The present study had several limitations that must be considered in interpreting the findings. The relatively small number of study participants (N=11 in the PTSD group and N=13 in the comparison group) was not large enough for a random-effects analysis, which would have allowed the extrapolation of the results from this study to a larger population. Studies using a larger number of subjects are currently in progress. In addition, the comorbidity profile of the PTSD subjects may be a confounding factor in the study. Some PTSD subjects included in the present study had significant comorbidity, including dysthymic disorder, panic disorder, lifetime history of polysubstance dependence, and major depressive disorder. Furthermore, the current study included subjects who had experienced a mixture of traumata (sexual/physical abuse and motor vehicle accidents). Future studies will need to address possible pretrauma differences in imagery and verbal thinking habits between PTSD subjects and comparison subjects.

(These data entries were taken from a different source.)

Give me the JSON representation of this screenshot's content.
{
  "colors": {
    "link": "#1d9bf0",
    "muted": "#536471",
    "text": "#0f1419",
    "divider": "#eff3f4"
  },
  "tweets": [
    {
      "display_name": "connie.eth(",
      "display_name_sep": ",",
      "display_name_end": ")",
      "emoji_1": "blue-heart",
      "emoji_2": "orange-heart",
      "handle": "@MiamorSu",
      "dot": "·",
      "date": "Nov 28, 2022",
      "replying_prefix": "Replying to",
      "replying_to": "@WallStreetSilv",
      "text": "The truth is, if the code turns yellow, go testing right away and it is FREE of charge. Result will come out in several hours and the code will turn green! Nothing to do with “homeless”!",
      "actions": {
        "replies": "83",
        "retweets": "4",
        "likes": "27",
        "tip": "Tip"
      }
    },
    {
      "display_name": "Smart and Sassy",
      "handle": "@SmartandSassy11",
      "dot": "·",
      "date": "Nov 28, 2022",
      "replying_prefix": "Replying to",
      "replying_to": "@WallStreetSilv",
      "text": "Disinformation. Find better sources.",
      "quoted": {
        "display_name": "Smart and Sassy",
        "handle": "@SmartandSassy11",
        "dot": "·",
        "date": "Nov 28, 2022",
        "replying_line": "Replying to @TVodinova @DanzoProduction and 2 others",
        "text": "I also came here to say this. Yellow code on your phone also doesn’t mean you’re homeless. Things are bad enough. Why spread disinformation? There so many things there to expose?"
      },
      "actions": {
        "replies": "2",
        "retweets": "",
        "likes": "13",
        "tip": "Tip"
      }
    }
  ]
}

In summary, the present functional connectivity findings illustrate significant differences in brain connectivity between PTSD and comparison subjects during the recall of traumatic events. These variations may account for the differences in the nature (i.e., nonverbal versus verbal) of traumatic memory recall between PTSD subjects and comparison subjects. Moreover, the connectivity analyses used in this study may also allow a better understanding of the functional connectivity underlying various anxiety disorders and depression. Many of the same patterns of activation are seen in paralimbic and subcortical structures in both types of disorders, and there is a high degree of comorbidity between the two types. Functional connectivity analyses may help to elucidate the differences in the dynamic neuronal networks involved in these disorders.